There are many ways to relax: introverted and extroverted, solo or social, private contemplation or public expression, deep out in nature or tucked away at home. We generally agree on how restorative and peaceful is time spent away from our digital devices, the technolatry. Reducing noise and being physically comfortable in our own bodies are two more features of genuine relaxation. For only in a "rest-and-digest" aka parasympathetic state is our nervous system able to be calm on the level that meditation succeeds (N.B. meditation should be a judgement-free realm), where cognitive processing improves, and clarity of understanding and desire are possible. Breath practices are also superbly important, and bringing the breath into a healing rhythm requires that we settle the monkeymind - gently *recognizing thoughts for what they are, allowing the mind to be, accepting it* (rather than insisting on quietening it, since active attempts at controlling don't work). Energetic activities (e.g. sports) have their place in our day and week, but centering ourselves and being calm - as opposed to pursuing intense stimulation as relaxation - is paramount to our wellbeing.

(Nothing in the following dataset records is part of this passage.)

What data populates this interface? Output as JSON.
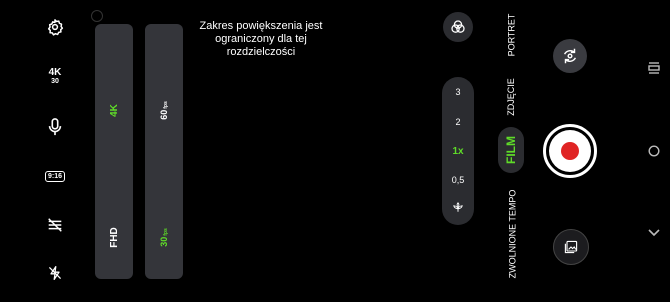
{
  "left_settings": {
    "items": [
      {
        "name": "settings-icon"
      },
      {
        "name": "resolution-badge",
        "main": "4K",
        "sub": "30"
      },
      {
        "name": "microphone-icon"
      },
      {
        "name": "aspect-ratio-badge",
        "label": "9:16"
      },
      {
        "name": "stabilization-off-icon"
      },
      {
        "name": "flash-off-icon"
      }
    ]
  },
  "resolution_selector": {
    "options": [
      {
        "label": "4K",
        "selected": true
      },
      {
        "label": "FHD",
        "selected": false
      }
    ]
  },
  "fps_selector": {
    "options": [
      {
        "value": "60",
        "unit": "fps",
        "selected": false
      },
      {
        "value": "30",
        "unit": "fps",
        "selected": true
      }
    ]
  },
  "zoom_limit_message": "Zakres powiększenia jest ograniczony dla tej rozdzielczości",
  "zoom": {
    "levels": [
      "3",
      "2",
      "1x",
      "0,5"
    ],
    "selected": "1x"
  },
  "modes": [
    {
      "label": "PORTRET",
      "selected": false
    },
    {
      "label": "ZDJĘCIE",
      "selected": false
    },
    {
      "label": "FILM",
      "selected": true
    },
    {
      "label": "ZWOLNIONE TEMPO",
      "selected": false
    }
  ],
  "colors": {
    "accent": "#5fdc28",
    "record": "#e02424",
    "panel": "#34353a"
  }
}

It is a good idea to Relax especially before you make a Big Decision. So schedule the stillness, the downtime, the breathing practice, and the bodywork session. And then your mind and heart will be better able to process the complex elements of your big decision. And equally, massage is a wonderful way to reward yourself after that you create the change you have been seeking and want help to embody - literally, allow to soak into your tissue - the positive results of that shift.